Casas Del Bosque Reserva Pinot Noir 2014

This wine displays lovely fruit purity with just the right amount of oak that adds roundness and texture without pinching down on the fruit in the nose and mouth. Beautiful black cherry fruit is touched up with a light earth tone and light stemminess adding complexity to the fruit aromatically. Fruit forward in the palate, this still possesses good structure to the dark red berry fruit. Medium to medium fuller bodied, this has sleek tannins that play off perfectly against the wine’s fruit intensity and a lovely, almost silky texture that gives this an engaging suppleness in the palate. A nice acid backbone gives freshness and length that brings this to a lovely finish. This is a very nice drop that represents serious Pinot value.
88 pts Wine Spectator
Open-textured, with sinewy and well-spiced flavors of dried cherry, raspberry and dried beef. Notes of sandalwood show on the rich finish. Drink now. 5,000 cases made. –KM
On arrival at the winery all grapes were de-stemmed and crushed to open-top tanks. The must was then warmed and inoculated with selected yeasts (Assmanhaussen and RC212) and fermented during 10 days with temperatures peaking at 32ºC/90ºF. During fermentation the vats were hand-plunged twice daily in order to extract the ideal amount of tannin and color. Following the completion of fermentation the wine was drained off (after a total maceration time of 9 days) and put to barrel.
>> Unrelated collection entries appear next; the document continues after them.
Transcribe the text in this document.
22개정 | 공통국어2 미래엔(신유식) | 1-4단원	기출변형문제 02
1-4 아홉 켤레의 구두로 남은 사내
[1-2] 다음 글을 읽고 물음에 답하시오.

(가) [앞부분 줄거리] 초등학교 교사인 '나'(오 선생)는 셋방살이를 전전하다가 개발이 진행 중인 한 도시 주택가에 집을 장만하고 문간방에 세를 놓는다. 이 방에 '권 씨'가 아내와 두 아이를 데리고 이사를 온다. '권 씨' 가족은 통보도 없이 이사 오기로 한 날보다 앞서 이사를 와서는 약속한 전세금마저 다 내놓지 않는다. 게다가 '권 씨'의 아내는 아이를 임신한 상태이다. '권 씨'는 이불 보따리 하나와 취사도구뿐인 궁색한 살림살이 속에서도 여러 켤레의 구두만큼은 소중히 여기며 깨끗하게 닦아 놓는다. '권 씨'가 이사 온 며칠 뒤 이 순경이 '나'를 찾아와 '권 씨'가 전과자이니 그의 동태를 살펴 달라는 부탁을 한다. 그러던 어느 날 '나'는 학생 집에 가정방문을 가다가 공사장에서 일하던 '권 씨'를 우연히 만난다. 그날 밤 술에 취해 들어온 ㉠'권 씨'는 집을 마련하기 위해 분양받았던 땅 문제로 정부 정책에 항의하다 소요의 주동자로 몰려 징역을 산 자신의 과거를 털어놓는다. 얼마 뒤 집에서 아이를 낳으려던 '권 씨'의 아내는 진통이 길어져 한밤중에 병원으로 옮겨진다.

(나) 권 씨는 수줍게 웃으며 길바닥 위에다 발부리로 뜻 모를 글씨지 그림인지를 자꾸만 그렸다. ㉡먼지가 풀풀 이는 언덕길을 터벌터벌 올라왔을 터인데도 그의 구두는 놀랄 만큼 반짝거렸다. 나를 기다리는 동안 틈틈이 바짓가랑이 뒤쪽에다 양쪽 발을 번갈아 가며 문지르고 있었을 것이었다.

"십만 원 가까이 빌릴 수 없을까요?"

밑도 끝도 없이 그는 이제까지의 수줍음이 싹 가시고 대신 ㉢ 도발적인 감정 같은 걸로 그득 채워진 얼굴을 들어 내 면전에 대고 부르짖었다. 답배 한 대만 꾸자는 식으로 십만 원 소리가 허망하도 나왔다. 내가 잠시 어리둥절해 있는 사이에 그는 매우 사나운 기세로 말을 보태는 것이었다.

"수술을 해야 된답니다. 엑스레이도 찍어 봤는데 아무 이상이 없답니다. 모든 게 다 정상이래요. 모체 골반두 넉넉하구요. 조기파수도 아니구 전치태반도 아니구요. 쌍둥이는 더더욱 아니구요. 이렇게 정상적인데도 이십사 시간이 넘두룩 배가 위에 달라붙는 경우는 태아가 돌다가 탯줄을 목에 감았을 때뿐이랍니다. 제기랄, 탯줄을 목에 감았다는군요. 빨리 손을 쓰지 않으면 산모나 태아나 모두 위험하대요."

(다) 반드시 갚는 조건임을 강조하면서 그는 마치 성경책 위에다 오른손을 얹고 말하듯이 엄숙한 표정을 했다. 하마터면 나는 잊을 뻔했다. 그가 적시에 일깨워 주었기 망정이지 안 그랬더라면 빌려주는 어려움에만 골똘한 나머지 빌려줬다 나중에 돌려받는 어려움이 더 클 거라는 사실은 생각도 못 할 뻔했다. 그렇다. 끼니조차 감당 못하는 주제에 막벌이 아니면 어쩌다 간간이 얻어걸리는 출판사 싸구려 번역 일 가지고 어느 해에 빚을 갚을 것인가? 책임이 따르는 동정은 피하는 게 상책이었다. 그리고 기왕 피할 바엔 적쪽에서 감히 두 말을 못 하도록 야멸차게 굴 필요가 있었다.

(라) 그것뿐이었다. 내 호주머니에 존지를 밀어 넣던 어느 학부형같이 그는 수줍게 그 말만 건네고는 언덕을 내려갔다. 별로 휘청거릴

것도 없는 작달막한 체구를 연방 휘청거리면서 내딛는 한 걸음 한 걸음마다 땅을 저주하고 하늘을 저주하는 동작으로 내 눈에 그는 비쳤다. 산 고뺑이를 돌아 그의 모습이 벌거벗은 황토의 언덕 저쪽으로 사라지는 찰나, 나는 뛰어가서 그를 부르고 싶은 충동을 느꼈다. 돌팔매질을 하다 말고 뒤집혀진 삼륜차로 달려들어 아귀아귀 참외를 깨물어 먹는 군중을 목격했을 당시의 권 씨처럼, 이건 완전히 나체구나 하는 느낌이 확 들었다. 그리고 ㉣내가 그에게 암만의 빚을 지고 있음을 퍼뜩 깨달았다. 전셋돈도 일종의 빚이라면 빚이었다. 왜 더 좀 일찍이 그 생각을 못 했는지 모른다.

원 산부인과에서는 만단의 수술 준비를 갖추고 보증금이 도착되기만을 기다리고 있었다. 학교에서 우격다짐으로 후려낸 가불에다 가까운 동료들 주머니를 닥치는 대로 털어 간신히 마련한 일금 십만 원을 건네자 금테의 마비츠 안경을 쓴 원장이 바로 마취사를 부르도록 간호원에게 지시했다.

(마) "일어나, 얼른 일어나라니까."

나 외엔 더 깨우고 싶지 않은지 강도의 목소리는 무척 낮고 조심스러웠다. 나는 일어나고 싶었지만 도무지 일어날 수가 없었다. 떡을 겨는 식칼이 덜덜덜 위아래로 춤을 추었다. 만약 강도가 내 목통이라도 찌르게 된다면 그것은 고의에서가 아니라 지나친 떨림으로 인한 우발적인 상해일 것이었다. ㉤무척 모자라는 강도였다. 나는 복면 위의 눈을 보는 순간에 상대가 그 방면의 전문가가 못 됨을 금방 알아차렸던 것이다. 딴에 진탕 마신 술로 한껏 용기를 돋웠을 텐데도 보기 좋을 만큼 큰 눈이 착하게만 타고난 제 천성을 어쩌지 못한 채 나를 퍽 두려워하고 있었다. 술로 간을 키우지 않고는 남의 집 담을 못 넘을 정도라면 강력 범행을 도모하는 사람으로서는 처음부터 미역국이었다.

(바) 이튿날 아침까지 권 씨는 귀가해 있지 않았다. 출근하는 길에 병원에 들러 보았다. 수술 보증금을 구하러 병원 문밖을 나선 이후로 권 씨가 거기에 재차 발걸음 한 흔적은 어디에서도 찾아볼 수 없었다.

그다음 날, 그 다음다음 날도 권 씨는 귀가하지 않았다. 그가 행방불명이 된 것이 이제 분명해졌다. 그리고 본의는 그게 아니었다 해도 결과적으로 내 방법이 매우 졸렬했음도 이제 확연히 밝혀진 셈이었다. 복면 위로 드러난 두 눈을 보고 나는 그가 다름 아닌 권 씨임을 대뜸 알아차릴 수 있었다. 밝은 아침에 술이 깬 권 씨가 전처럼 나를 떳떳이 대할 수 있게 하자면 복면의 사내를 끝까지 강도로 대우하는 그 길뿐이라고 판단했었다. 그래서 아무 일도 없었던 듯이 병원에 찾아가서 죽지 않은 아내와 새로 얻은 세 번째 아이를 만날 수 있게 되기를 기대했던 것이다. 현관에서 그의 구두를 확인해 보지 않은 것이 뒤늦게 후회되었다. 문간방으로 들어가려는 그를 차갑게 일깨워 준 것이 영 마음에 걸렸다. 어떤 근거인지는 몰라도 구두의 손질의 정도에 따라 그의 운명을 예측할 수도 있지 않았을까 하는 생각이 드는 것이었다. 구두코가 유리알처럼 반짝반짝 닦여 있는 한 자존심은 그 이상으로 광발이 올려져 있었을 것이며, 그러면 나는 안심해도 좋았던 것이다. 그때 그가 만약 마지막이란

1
The wine was aged for a total of 6 months in second use French oak barrels before being bottled with minimal filtration. Less than 10 years ago we in the wine trade wondered if we would ever find high quality, price sensitive Pinot Noir. At that time is just wasn’t out there. Definitely not from France, Oregon or California, and in reality this is still the case. New Zealand was still a few years out from its big breakout with this most fickle of grapes, and Chile was still waiting in the wings. Now things have changed immeasurably and Chile seems to have the inside track on the value-oriented Pinot Noir category, something that no other country, so far at least for the time being, seems capable of doing in the near term future.